I heard the lock hiss and the front door open.

‘Jesus,’ John said, falling to his knees beside me. He pulled my head into his lap, taking out his phone. His voice calling for an ambulance sounded so far away, it was like I was listening to someone in another universe.

‘Mariana!’ I heard him yelling. The sound was so faint. I opened my mouth and tried to respond, but the pain was too much, and the sound came out as a whimper.

I blacked out again.

CHAPTER FORTY-EIGHT

MARIANA

I was awake for bits and pieces of the ambulance trip. The emergency line operator had tried to convince John to drive me to the hospital, telling him that a miscarriage wasn’t life-threatening, but he’d been insistent. And with good reason. I wasn’t just having a miscarriage, I was haemorrhaging, and the bleeding wouldn’t stop. I came to in an operating theatre, my legs in stirrups and a kind-faced nurse stroking my cheek as I closed my eyes again.

Later, when I woke up, I was in a regular hospital bed. I tried to sit up, but the pain was excruciating. Even though no one had told me, even though I had no real way of telling, I knew the baby was gone.

John was dozing in the seat beside my bed, and when I tried to move he woke up, his bloodshot eyes finding mine. He reached for my hand, and I let him because I couldn’t bear not to touch him any longer.

‘Don’t sit up,’ he whispered. ‘You’ve just come out of surgery. You lost a lot of blood. Here, I’ll move the bed.’

He took a remote in his other hand and pressed a button, slowly inclining my head. The change in pressure made me dizzy, and I closed my eyes to stop the room from spinning.

‘Where’s Dornan?’ I asked immediately, and John’s face fell.
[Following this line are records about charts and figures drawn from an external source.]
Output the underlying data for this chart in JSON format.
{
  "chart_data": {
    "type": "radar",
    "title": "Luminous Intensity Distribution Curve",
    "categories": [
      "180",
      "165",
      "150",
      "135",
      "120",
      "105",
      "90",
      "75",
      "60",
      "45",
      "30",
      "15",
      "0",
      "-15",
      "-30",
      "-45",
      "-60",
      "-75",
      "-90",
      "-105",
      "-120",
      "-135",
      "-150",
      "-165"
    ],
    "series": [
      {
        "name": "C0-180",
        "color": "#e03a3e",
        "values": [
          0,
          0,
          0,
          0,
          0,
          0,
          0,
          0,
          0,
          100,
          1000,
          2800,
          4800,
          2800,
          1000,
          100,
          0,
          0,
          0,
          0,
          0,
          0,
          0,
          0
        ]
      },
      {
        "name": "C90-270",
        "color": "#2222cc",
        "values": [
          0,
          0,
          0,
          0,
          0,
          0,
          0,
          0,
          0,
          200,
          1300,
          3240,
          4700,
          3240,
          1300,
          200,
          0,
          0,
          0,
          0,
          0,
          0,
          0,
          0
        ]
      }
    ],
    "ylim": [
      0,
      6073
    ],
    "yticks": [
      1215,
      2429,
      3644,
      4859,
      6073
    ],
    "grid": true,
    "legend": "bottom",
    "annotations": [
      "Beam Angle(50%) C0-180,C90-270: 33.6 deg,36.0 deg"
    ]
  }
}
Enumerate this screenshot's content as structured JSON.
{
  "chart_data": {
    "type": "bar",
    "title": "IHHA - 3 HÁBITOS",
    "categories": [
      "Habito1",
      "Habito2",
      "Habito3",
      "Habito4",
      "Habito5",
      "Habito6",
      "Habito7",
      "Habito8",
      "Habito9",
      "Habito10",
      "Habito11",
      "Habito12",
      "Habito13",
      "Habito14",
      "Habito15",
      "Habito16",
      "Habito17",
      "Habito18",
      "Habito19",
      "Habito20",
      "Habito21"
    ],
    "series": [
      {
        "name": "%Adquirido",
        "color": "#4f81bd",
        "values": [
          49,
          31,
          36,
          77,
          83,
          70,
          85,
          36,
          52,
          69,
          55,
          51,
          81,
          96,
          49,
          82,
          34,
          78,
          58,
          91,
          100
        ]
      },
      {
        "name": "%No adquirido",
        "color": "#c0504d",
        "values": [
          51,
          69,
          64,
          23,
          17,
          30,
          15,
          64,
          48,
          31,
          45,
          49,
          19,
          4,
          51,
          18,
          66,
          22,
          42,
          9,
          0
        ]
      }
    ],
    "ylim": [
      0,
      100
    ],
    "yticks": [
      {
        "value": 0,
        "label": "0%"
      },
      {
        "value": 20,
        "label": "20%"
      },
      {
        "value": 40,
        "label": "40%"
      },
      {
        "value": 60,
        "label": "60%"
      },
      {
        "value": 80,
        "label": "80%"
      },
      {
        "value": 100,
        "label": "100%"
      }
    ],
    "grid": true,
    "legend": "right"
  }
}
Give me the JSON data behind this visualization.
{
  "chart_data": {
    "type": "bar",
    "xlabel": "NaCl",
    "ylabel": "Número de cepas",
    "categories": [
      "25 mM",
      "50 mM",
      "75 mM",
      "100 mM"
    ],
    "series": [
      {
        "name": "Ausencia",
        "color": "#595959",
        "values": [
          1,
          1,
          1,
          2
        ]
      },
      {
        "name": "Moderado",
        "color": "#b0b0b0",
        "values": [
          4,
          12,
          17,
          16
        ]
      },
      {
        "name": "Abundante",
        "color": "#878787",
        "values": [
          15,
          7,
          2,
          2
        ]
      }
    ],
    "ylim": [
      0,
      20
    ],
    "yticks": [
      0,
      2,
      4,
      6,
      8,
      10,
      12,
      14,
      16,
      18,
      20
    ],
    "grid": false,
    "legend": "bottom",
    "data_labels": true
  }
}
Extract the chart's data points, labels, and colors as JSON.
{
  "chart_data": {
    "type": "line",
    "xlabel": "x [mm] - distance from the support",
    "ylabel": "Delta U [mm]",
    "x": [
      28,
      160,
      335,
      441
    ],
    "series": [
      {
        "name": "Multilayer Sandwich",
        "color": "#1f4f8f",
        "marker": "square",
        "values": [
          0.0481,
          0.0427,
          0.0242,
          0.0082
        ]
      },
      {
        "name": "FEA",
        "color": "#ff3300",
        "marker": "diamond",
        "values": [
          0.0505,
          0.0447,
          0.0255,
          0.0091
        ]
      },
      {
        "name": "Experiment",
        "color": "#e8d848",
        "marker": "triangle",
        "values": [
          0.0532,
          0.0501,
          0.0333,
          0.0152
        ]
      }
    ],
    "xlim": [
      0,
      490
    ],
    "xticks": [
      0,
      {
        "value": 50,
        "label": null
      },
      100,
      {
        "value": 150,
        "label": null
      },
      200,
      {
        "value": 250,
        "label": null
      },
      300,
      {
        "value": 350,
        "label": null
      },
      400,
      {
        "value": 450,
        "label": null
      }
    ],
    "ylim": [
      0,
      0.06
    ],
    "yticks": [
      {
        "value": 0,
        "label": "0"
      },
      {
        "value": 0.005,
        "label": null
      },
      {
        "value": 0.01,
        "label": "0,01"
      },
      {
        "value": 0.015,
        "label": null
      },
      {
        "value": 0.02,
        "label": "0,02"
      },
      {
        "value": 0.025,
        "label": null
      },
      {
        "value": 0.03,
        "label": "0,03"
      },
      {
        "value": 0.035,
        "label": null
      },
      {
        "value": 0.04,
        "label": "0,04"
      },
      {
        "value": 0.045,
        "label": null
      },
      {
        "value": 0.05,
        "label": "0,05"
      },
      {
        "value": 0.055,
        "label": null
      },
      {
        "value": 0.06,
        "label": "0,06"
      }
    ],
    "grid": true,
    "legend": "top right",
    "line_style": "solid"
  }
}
‘Not here,’ he said, his mouth twisting. ‘Not yet, anyway.’

I nodded, squeezing his hand.

‘What did he do before I found you?’ John asked. ‘He says he hit you, but not hard enough to hurt you.’

I laughed mirthlessly. ‘It was hard enough,’ I said.

‘You lost the baby,’ John blurted out.

I nodded again. I looked at the ceiling for a moment. When I looked back to John, I saw angry tears in his eyes.